If you were to ask me, up until rather recently, who I was or what made me 'me' I would reply with a long list that might look a lot like what you think identifies who you are as well. My list read as follows:
1. Daughter to The King
2. Wife of an amazing man
3. Mother to wonderful children
4. A daughter
5. A sister
6. A friend
7. An aspiring writer
8. Homemaker
....And the list goes on and on. I have spent so much time and energy trying to achieve the excellence status on all these things I thought were what identified me or gave me value. Trying to earn good standing merritt while trying to lead a good and pleasing life for God. And it is exhausting to live like that. Constantly having to toil to check a list that proves I have worth. That proves I am worth something. Something constantly to do to earn good standing with those around me and with God. Beating myself up when I feel I have fallen short or messed something up.
But recently, while reading an incredible book "Called To Reign" by Leif Hetland (HIGHLY recommend it!), I had an epiphany! Take my list from #2 down and hit delete from my "Identity" column.
See all those things are just assignments in life. Events, opportunities or commitments that give you the chance to do something with excellence and to be a shining example of God's commitment to you and His desire for the things of excellence for you (an abundant life). But your sole identity is to just be the Son or Daughter of God that you were created to be.
Look back at Genesis during Creation. When God got to the creation of man on Day 6 it was first His breathe that filled them, brought them to life. Then, Adam first, opened his eyes and looked upon the face of his loving father. Adam wasn't given assignment until he had spent time with the Father. And during Adam's rest, not work, part of him was taken to create Eve. And Eve too, just like Adam, awoke to the face of her loving Father. Their sole purpose was to be a reflection of the family in Heaven (Father, Spirit, Son), here on Earth.
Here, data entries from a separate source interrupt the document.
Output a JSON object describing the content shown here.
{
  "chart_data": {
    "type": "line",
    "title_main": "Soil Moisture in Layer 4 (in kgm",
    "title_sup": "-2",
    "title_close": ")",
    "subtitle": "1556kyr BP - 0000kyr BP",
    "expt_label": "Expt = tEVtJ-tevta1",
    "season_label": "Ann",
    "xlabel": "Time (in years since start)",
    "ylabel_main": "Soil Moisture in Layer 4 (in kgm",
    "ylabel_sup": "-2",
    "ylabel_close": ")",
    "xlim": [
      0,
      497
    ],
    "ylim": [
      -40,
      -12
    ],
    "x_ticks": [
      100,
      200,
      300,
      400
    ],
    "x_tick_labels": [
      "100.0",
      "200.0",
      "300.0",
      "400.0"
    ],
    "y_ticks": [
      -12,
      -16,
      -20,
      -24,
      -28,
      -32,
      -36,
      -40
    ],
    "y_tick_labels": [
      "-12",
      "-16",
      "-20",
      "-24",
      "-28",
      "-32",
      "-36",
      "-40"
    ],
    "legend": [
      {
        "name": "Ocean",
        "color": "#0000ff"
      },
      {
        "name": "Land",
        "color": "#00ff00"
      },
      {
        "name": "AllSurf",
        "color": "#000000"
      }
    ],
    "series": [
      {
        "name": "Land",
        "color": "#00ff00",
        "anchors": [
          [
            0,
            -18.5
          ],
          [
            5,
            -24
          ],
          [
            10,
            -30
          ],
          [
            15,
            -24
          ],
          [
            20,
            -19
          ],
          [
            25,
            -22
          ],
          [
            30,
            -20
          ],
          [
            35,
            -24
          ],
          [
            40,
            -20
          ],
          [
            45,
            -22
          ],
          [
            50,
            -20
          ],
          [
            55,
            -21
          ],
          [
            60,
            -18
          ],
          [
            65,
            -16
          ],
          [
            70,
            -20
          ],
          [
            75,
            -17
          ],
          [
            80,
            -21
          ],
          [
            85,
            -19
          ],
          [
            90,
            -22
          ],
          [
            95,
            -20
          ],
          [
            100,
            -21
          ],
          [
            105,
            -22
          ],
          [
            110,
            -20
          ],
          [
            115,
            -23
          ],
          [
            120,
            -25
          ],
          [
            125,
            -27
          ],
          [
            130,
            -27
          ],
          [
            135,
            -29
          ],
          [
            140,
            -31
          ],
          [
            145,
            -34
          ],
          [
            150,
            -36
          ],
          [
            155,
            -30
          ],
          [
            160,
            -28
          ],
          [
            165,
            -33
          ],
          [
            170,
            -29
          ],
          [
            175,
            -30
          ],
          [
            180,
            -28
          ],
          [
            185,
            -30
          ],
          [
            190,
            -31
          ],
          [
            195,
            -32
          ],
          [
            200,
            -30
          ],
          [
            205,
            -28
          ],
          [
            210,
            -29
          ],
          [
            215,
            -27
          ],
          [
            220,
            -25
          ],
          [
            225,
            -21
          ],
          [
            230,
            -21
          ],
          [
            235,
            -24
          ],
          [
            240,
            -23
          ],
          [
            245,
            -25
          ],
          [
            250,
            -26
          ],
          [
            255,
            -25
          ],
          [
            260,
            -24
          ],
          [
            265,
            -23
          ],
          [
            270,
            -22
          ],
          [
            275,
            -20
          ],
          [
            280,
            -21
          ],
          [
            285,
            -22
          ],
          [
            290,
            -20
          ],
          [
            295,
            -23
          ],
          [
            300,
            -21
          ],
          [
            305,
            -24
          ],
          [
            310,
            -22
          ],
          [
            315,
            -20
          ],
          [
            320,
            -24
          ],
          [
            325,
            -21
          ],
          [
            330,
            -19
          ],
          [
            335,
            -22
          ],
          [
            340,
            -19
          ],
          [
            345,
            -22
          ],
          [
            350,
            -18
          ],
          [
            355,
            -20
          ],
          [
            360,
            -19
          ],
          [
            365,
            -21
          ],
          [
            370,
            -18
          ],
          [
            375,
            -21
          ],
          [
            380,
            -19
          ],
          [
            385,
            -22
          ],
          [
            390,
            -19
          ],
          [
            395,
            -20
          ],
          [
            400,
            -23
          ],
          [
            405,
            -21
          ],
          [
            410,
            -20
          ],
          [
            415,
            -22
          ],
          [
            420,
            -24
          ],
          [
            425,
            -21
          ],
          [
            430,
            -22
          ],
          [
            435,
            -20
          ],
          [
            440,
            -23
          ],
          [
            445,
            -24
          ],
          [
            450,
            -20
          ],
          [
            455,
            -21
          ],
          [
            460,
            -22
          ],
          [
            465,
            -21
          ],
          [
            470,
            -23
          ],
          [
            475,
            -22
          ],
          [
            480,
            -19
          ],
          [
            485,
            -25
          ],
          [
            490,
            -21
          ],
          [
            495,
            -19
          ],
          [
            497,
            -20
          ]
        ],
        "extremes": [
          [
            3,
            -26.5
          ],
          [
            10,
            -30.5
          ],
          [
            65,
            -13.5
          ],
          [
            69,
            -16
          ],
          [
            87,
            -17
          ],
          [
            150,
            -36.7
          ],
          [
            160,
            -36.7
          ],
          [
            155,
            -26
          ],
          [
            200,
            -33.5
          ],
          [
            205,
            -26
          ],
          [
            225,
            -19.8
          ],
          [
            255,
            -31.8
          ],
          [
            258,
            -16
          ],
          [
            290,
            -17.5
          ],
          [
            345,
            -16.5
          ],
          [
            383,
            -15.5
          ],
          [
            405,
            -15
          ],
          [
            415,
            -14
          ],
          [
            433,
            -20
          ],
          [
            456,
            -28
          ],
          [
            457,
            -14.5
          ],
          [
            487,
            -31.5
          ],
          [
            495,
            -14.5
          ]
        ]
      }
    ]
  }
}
To be in familial relationship with their Father. Not to name or have dominion over the Earth and all in it- But to simply be the son and daughter to The Most High. The rest was simply an assignment for their lives. That's what makes the fall of man so tragic. They were tempted with the lie or twisted idea that somehow doing anything other than what they were created to be would produce a greater identity of who they were, than what they already possessed. I mean seriously, co-heirs with Jesus Christ and children to the King of Kings-What could possibly be better than that?
So as I reflected on this in my own life I felt like I had opened Pandora's Box! Questions of how could I have missed something so elementary? And then it hit me...
That's all I had ever been taught. Sure I had been told I was a daughter to a king. But never had I ever heard that all I had to be was just that. That everything else He placed in my life was a mere assignment. Chances for Him to shower me with love and reminders of His love for me and desire for me to chase the dreams He had for my life. Dreams that have,to date, proven far greater than any I EVER had for myself. Dreams that the Giver of Dreams, the one who desires an abundant life for me, has for me- has for you!
I had bought into the age old, tired lie that Satan spins trying to convince you to work your way into earning favor with God or people so that you may one day be worth something!
A lie laced with just enough truth it proves fatal to the spiritual life of an unimaginable number of people through the generations. The truth in it? " Whatever you do, work heartily, as for the Lord and not for men" Colossians 3:23. But that's it. We are supposed to do everything we do with a level of excellence as if it were being gifted to God. But we DO NOT do it to earn favor with God. Or a place with Him. We do not have to prove we are worthy because He already says we are.
I think we forget that our Heavenly Father was willing to turn His face to His son, knowing that what was transpiring in that time would allow all His children the opportunity to return to Him. To rejoin the Family.
When I really grasped this concept. This truth. The overwhelming need to add to my plate to prove or earn something vanished. No longer do I feel the need to do to please or earn meritt. All I do now is simply out of praise for who I was created to be. Out of love for my Heavenly Father and the Family I was bought into. I serve because the one who paid my ransom set the example of service and showed that sacrificial love and servanthood speaks more praises and rings more truth than any checklist of enslaved obligations. My service is now coming from a heart that yearns for the acts and worship of my life to be a sweet perfume poured from a heart of gratitude; than that of a burnt oil seeking to get one more blessing or one more pat on the back.
So as you go today, about your daily assignments. Don't beat yourself up thinking that you are not enough or are unworthy because your assignments do not look like everyone else's. Or your past assignments didn't go as you planned. Because we don't all come off the Potter's Wheel looking the same. Just rest in your day, in the knowledge that your sole identity is not wrapped up in your assignments, but rather in the fact that you are a Son or Daughter to the Most High. Let our Heavenly Father guide you through the rest.